В этот момент в дверь постучали.

Марк вскочил на ноги, повернулся спиной к огню — высокий, сухощавый, длинноногий, неширокий в плечах, но, чувствовалось, жилистый, по-мужски крепкий… Одет он был в черный свитер с воротником, закрывающим шею, и немного выцветшие, тоже черные, брюки. Дверь распахнулась — четыре фигуры появились в коридоре, все в мокрых плащах, с откинутыми капюшонами. Элизабет обтерла руками мокрое лицо, пригладила волосы и отошла в сторону; за ней, плечом к плечу, не скрывая тревоги, настороженно стояли Клу и Хаген — оба в светлых рабочих комбинезонах; за ними в высоких сапогах, полусогнувшись, ковылял невысокий, ростом с двенадцатилетнего мальчугана, король Эйкен.

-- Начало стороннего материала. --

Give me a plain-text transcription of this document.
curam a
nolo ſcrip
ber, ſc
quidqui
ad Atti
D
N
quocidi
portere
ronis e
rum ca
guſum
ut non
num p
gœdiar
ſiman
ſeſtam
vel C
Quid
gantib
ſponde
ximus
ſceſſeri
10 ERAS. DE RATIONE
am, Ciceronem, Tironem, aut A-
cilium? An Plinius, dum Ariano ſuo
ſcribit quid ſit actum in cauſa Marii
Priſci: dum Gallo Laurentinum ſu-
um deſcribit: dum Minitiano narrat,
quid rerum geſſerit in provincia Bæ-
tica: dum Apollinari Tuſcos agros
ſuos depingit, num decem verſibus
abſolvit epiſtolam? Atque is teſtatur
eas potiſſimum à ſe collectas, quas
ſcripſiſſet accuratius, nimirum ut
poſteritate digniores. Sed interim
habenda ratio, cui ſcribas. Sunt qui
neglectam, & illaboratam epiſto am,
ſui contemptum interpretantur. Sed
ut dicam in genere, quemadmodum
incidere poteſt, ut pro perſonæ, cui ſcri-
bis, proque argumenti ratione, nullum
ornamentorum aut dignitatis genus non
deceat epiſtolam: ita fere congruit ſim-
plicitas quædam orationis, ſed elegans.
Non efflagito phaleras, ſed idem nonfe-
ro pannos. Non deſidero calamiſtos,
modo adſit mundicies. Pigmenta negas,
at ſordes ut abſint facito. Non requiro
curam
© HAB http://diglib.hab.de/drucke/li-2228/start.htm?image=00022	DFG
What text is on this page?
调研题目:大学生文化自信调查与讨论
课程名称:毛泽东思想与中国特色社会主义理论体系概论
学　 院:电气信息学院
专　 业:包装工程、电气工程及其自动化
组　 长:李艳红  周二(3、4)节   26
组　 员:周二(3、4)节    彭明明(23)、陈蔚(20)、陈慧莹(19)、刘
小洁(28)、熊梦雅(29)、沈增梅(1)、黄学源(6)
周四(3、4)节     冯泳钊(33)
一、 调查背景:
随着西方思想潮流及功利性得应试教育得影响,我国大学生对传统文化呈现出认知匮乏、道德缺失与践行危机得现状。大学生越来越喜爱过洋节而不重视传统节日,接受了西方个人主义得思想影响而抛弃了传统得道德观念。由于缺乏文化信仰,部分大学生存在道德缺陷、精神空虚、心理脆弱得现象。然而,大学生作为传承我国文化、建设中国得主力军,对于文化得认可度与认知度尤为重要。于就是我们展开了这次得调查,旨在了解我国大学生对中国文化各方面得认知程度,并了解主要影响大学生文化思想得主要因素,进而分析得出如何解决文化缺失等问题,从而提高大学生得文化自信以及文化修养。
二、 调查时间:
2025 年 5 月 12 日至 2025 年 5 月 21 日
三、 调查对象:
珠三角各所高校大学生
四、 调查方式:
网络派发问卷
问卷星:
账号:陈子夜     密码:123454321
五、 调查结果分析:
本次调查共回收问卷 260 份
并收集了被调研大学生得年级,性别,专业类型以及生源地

Клу вскрикнула: «Папа!» — и через порог бросилась к распахнувшему объятия отцу. Их сознания ласково коснулись друг друга, дочь поцеловала Марка в щеку. Тот прижал ее ярко-рыжую голову к своей груди. Клу всхлипнула… Затем она еще раз взглянула на отца — с нескрываемым обожанием и радостью, потом отошла в сторону и принялась ждать Хагена.

Молодой человек стоял метрах в четырех от отца, бок о бок с Эйкеном Драмом. Он словно не заметил бурных чувств, проявленных отцом и сестрой, — сознание свое заблокировал напрочь, даже щелки не оставил. Так и стоял — руки в перчатках уперты в бока…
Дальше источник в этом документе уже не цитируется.